The recording setup¶

Two independent recording systems run in parallel during each participant's session:

A Yamaha Disklavier writes performances to .mid files on its host computer.
A Sony FX30 camera overhead records video to .MP4 files (with a matching .XML sidecar) at roughly 240 frames per second.

Both systems are time-stamped using the host clock at the moment each file is closed — there is no wired sync, no SMPTE timecode, no clapper, and no embedded event broadcast between the two machines.

The clock-offset problem¶

In practice the two host clocks drift against each other by a constant 1–20 minutes per participant:

The offset is stable within a participant's recording session (it does not meaningfully drift over one hour of recording).
The offset varies between participants because the machines reboot and NTP-sync independently.
The offset cannot be recovered automatically from file headers — the Disklavier's embedded track-name timestamp is unreliable on many takes, and the FX30 XML CreationDate is likewise not trusted (see the docstrings in alignment_tool/io/midi_adapter.py:1-9 and alignment_tool/io/camera_adapter.py:1-8).

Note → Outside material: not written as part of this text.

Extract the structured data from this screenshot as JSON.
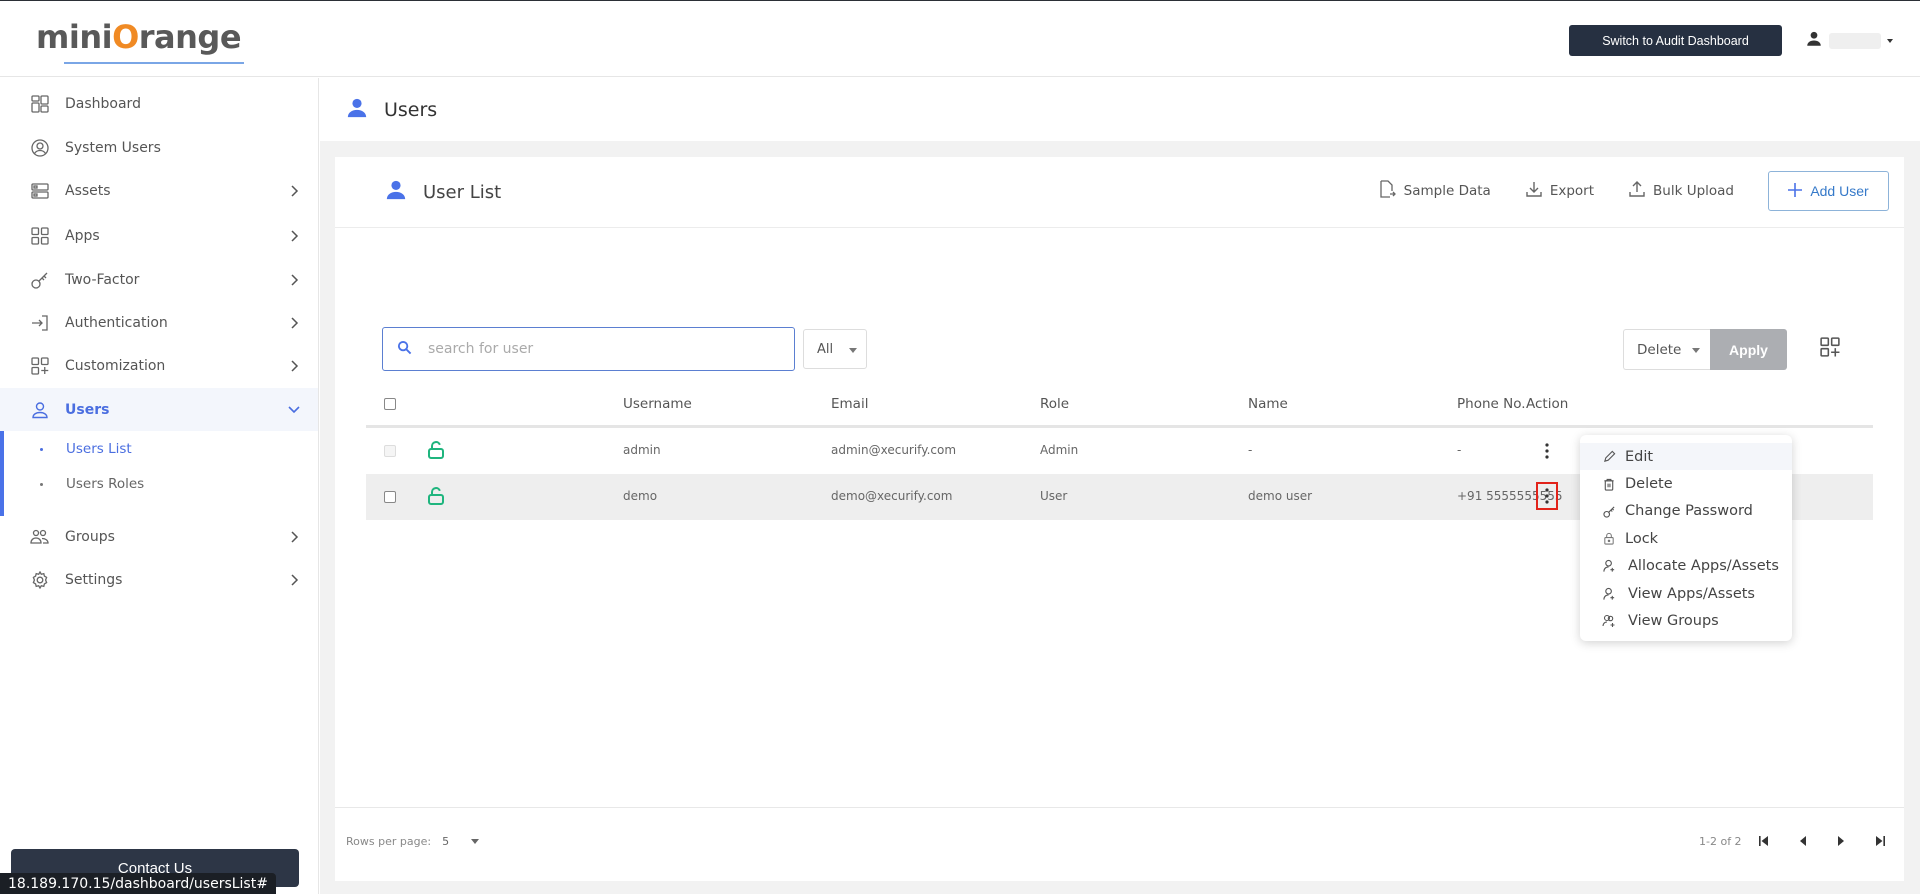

Because of this, a MIDI event at t = 123.5 s in trial_001.mid does not correspond to the frame with wall-clock timestamp 123.5 s in C0001.MP4. The real correspondence is midi_unix_time = camera_unix_time + Δ for some participant-specific Δ that has to be measured.

Why it has to be manual¶

Automatic onset detection is possible in principle but was ruled out for this dataset:

The overhead camera view does not always capture every keypress with a clean visual signature — some keystrokes are occluded by hands, and illumination varies trial-to-trial.
A mismatched or missed automatic onset would produce a silently-wrong alignment; a researcher then has to verify every result anyway.
The manual workflow is fast in practice: one M/C marker pair, one click, done.

This tool therefore exists to let a researcher:

Look at a MIDI file and a video of the same piece side-by-side.
Identify the same keystroke in both.
Have the tool compute and save the resulting time offset.

What alignment unlocks¶

Once a participant's global_shift_seconds (and any per-clip anchors) are saved, downstream analyses can:

Seek to an arbitrary MIDI event in the corresponding camera frame.
Crop video clips around particular notes or phrases.
Train per-frame or per-event models that need both modalities time-aligned.

Without this alignment step, the MIDI and video are effectively two disconnected datasets.